Não é comum um corpo de mulher na rua cuja nudez parece adormecida. Uma nudez sem os apelos eróticos com os quais estamos acostumados. Sem as caras e bocas da sedução forjada dos corpos que vendem mercadorias. Um corpo de mulher apenas. Um corpo despido, de verdade, na rua – teria sido este o espetáculo?

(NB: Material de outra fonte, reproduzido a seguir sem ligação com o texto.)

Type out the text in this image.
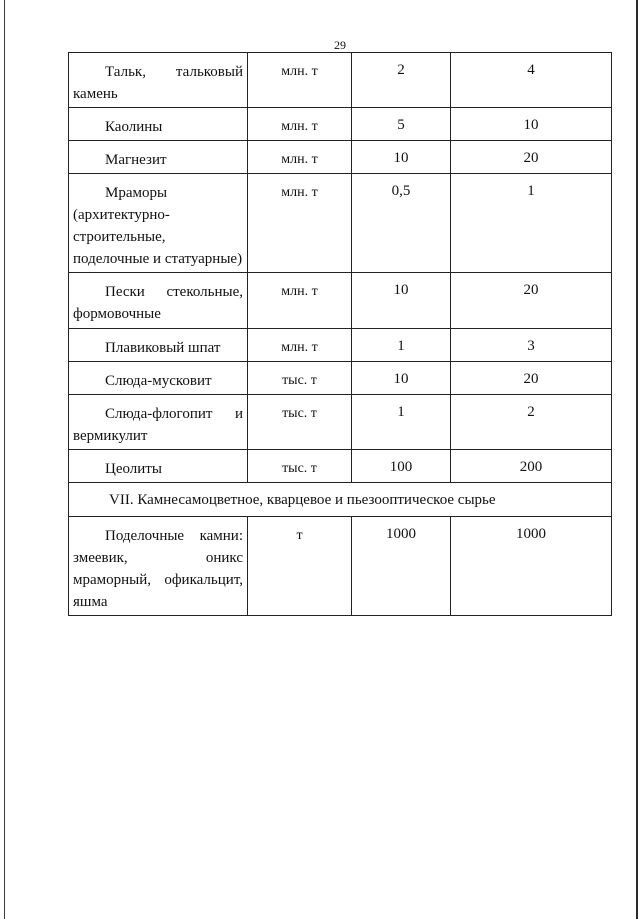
29
Тальк, тальковый камень	млн. т	2	4

Каолины	млн. т	5	10

Магнезит	млн. т	10	20

Мраморы (архитектурно-строительные, поделочные и статуарные)	млн. т	0,5	1

Пески стекольные, формовочные	млн. т	10	20

Плавиковый шпат	млн. т	1	3

Слюда-мусковит	тыс. т	10	20

Слюда-флогопит и вермикулит	тыс. т	1	2

Цеолиты	тыс. т	100	200

VII. Камнесамоцветное, кварцевое и пьезооптическое сырье			

Поделочные камни: змеевик, оникс мраморный, офикальцит, яшма	т	1000	1000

Um corpo sem a sensualidade fabricada com a qual identificamos hoje o corpo feminino. Um corpo cansado disso, talvez. Um corpo à espera, talvez. Um corpo destoante. Ingrato. Um corpo de mulher que pede amor, nessa altura? Mais do que isso, um corpo que protesta por uma revolução que comece por ele. Um corpo marginal?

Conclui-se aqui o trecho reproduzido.